The psychiatrist taps his diary with a frown.
“I wish these facts were otherwise,” he says, sighing. “But she phoned me in March of 2014. Just when I wanted to take her to the Chiltern Hills. A weekend in the countryside, that sort of thing. She said she ‘enjoyed the time we spent together.’ But she wished to ‘move on.’ That’s what she said.”
“You were stunned.”
“Of course. I thought that things were going well. But the age gap might have been a problem. She never told me her age. She was pretty secretive about it. But she must be…have been…at least twenty years younger than me.”
Sophia must have dumped him after she got what she wanted. As her diary suggests.

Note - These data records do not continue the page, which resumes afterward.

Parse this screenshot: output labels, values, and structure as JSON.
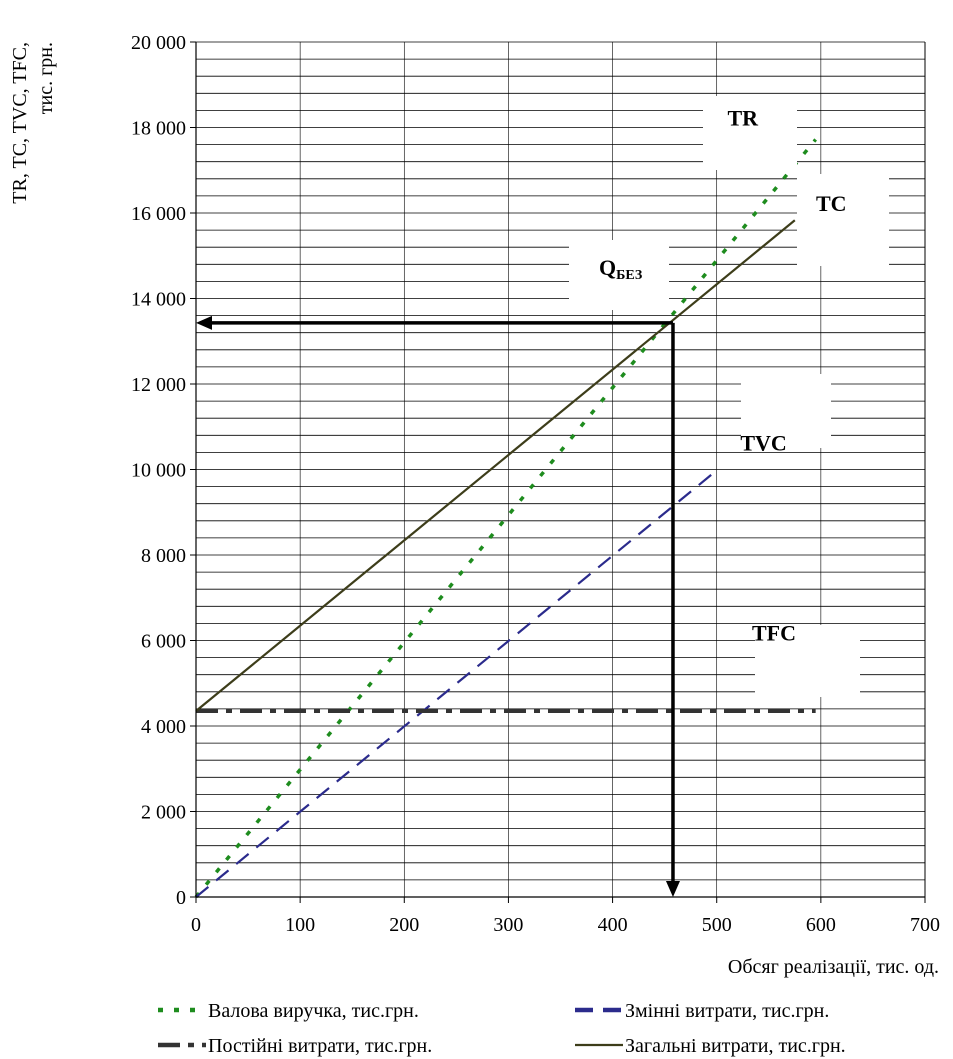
{
  "chart_data": {
    "type": "line",
    "xlabel": "Обсяг реалізації, тис. од.",
    "ylabel_line1": "TR, TC, TVC, TFC,",
    "ylabel_line2": "тис. грн.",
    "xlim": [
      0,
      700
    ],
    "ylim": [
      0,
      20000
    ],
    "x_ticks": [
      0,
      100,
      200,
      300,
      400,
      500,
      600,
      700
    ],
    "x_tick_labels": [
      "0",
      "100",
      "200",
      "300",
      "400",
      "500",
      "600",
      "700"
    ],
    "y_ticks": [
      0,
      2000,
      4000,
      6000,
      8000,
      10000,
      12000,
      14000,
      16000,
      18000,
      20000
    ],
    "y_tick_labels": [
      "0",
      "2 000",
      "4 000",
      "6 000",
      "8 000",
      "10 000",
      "12 000",
      "14 000",
      "16 000",
      "18 000",
      "20 000"
    ],
    "grid": "horizontal",
    "legend_position": "bottom",
    "series": [
      {
        "name": "Валова виручка, тис.грн.",
        "key": "TR",
        "color": "#1e8c1e",
        "style": "dotted",
        "x": [
          0,
          595
        ],
        "y": [
          0,
          17720
        ]
      },
      {
        "name": "Змінні витрати, тис.грн.",
        "key": "TVC",
        "color": "#2b2b8c",
        "style": "dashed",
        "x": [
          0,
          500
        ],
        "y": [
          0,
          9980
        ]
      },
      {
        "name": "Постійні витрати, тис.грн.",
        "key": "TFC",
        "color": "#333333",
        "style": "dashdot",
        "x": [
          0,
          595
        ],
        "y": [
          4350,
          4350
        ]
      },
      {
        "name": "Загальні витрати, тис.грн.",
        "key": "TC",
        "color": "#3d3d1a",
        "style": "solid",
        "x": [
          0,
          575
        ],
        "y": [
          4350,
          15830
        ]
      }
    ],
    "breakeven": {
      "x": 458,
      "y": 13430,
      "label_main": "Q",
      "label_sub": "БЕЗ"
    },
    "annotations": [
      {
        "text": "TR",
        "x": 525,
        "y": 18050
      },
      {
        "text": "TC",
        "x": 610,
        "y": 16050
      },
      {
        "text": "TVC",
        "x": 545,
        "y": 10450
      },
      {
        "text": "TFC",
        "x": 555,
        "y": 6000
      }
    ]
  }
}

“I…I don’t blame her,” he says, eyes morphing into imploring circles. Our shrewd little psychiatrist must have realized that he’s not exempt from police suspicion, especially after admitting to being Sophia’s ex-lover.
“I only have positive facts of our time together,” he continues, waving his iDiary at me for emphasis. “Sophia is…was…a vivacious and outgoing woman. She made me a happy man. I hope I made her just as happy.”
Her novelist-lover called her “desperately unhinged.” Her neighbor found her “sweet” and “charming.” And her psychiatrist-lover has just described her as “vivacious” and “outgoing.” It’s amazing how the same dead woman can be perceived so differently.